DataraFlow Week 9: Grouping Data To Draw Out Specific Insights
Last week, we learnt how to combine two datasets containing a common column to create a single bigger dataset which is is easier to analyze. This week, we go even deeper by learning how to separate a large dataset into distinct groups or subsets of data to make analysis a bit easier.
As a way of walking through my lessons for the week, I will be analyzing a dataset from Comtrade which contains information on Nigeria’s importation and exportation of palm oil grouped into two categories: crude or anything other than crude.

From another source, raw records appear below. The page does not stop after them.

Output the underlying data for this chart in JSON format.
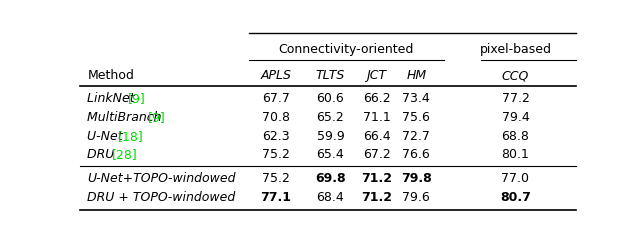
{
  "figsize": [
    6.4,
    2.31
  ],
  "dpi": 100,
  "bg_color": "#ffffff",
  "font_size": 9.0,
  "green_color": "#00dd00",
  "rows": [
    {
      "parts": [
        {
          "text": "LinkNet ",
          "color": "black",
          "bold": false,
          "italic": true
        },
        {
          "text": "[9]",
          "color": "#00dd00",
          "bold": false,
          "italic": false
        }
      ],
      "values": [
        "67.7",
        "60.6",
        "66.2",
        "73.4",
        "77.2"
      ],
      "bold": [
        false,
        false,
        false,
        false,
        false
      ]
    },
    {
      "parts": [
        {
          "text": "MultiBranch ",
          "color": "black",
          "bold": false,
          "italic": true
        },
        {
          "text": "[9]",
          "color": "#00dd00",
          "bold": false,
          "italic": false
        }
      ],
      "values": [
        "70.8",
        "65.2",
        "71.1",
        "75.6",
        "79.4"
      ],
      "bold": [
        false,
        false,
        false,
        false,
        false
      ]
    },
    {
      "parts": [
        {
          "text": "U-Net ",
          "color": "black",
          "bold": false,
          "italic": true
        },
        {
          "text": "[18]",
          "color": "#00dd00",
          "bold": false,
          "italic": false
        }
      ],
      "values": [
        "62.3",
        "59.9",
        "66.4",
        "72.7",
        "68.8"
      ],
      "bold": [
        false,
        false,
        false,
        false,
        false
      ]
    },
    {
      "parts": [
        {
          "text": "DRU ",
          "color": "black",
          "bold": false,
          "italic": true
        },
        {
          "text": "[28]",
          "color": "#00dd00",
          "bold": false,
          "italic": false
        }
      ],
      "values": [
        "75.2",
        "65.4",
        "67.2",
        "76.6",
        "80.1"
      ],
      "bold": [
        false,
        false,
        false,
        false,
        false
      ]
    },
    {
      "parts": [
        {
          "text": "U-Net+TOPO-windowed",
          "color": "black",
          "bold": false,
          "italic": true
        }
      ],
      "values": [
        "75.2",
        "69.8",
        "71.2",
        "79.8",
        "77.0"
      ],
      "bold": [
        false,
        true,
        true,
        true,
        false
      ]
    },
    {
      "parts": [
        {
          "text": "DRU + TOPO-windowed",
          "color": "black",
          "bold": false,
          "italic": true
        }
      ],
      "values": [
        "77.1",
        "68.4",
        "71.2",
        "79.6",
        "80.7"
      ],
      "bold": [
        true,
        false,
        true,
        false,
        true
      ]
    }
  ],
  "metric_headers": [
    "APLS",
    "TLTS",
    "JCT",
    "HM",
    "CCQ"
  ],
  "group1_header": "Connectivity-oriented",
  "group2_header": "pixel-based",
  "method_header": "Method"
}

Loading In The Dataset & Cleaning It
- The dataset was downloaded from the UN Comtrade website as a CSV file, which was loaded into a dataframe with the Pandas module. In order to make the data easier to analyze and present, irrelevant columns were dropped to create a subset of the original column that contained only key data. The selected columns were also renamed to make the data more descriptive to the average person.
import pandas as pd
file = 'nigeria_palmoil_monthly_2023.csv'
palmOil = pd.read_csv(file, encoding='ISO-8859-1')
def toMillions(x):
x /= 1000000
return x
def oilType(code):
if code == 151110:
return 'crude'
if code == 151190:
return 'not crude'
return 'unknown'
palmOil['fobvalue (millions)'] = palmOil['fobvalue'].apply(toMillions)
COMM_CODE = 'Commodity Code'
COMMODITY = 'Palm Oil'
REPORTER = 'Reporter'
PARTNER = 'Partner'
DATE, YEAR, MONTH = 'Date', 'Year', 'Month'
palmOil[COMM_CODE], palmOil[COMMODITY] = palmOil['isOriginalClassification'], palmOil['cmdCode']
palmOil[REPORTER], palmOil[PARTNER] = palmOil['reporterISO'], palmOil['partnerISO']
palmOil[DATE], palmOil[YEAR], palmOil[MONTH] = palmOil['freqCode'], palmOil['refPeriodId'], palmOil['refMonth']
palmOil[COMMODITY] = palmOil[COMM_CODE].apply(oilType)
COLUMNS = [DATE, YEAR, MONTH, REPORTER, PARTNER, 'flowCode', COMM_CODE, COMMODITY,'fobvalue (millions)']
palmOil = palmOil[COLUMNS]
- The trades featuring the ‘World’ partner was omitted to focus on international relationships between individual countries. After which, the dataframe was sorted in descending order of trade value to highlight the biggest contributors to palm oil trade in Nigeria.
palmOil_countries = palmOil[(palmOil[PARTNER] != 'World') & (palmOil[COMM_CODE] != 1511)]
palmOil_countries = palmOil_countries.sort_values('fobvalue (millions)', ascending=False)
An Analysis Of Nigeria’s Palm Oil Trade (Based on 2023 Data)
By sorting the import data by value, I identified the dominant supplier.
# Group by Partner and Year, filter for 2023
imports = palmOilCountry[palmOilCountry['flowCode'] == 'Import']
top_sources = imports.sort_values('fobvalue (millions)', ascending=False)
# Visualization
top_sources.head(10)
This confirmed Malaysia as the primary source of Nigeria's palm oil imports for 2023.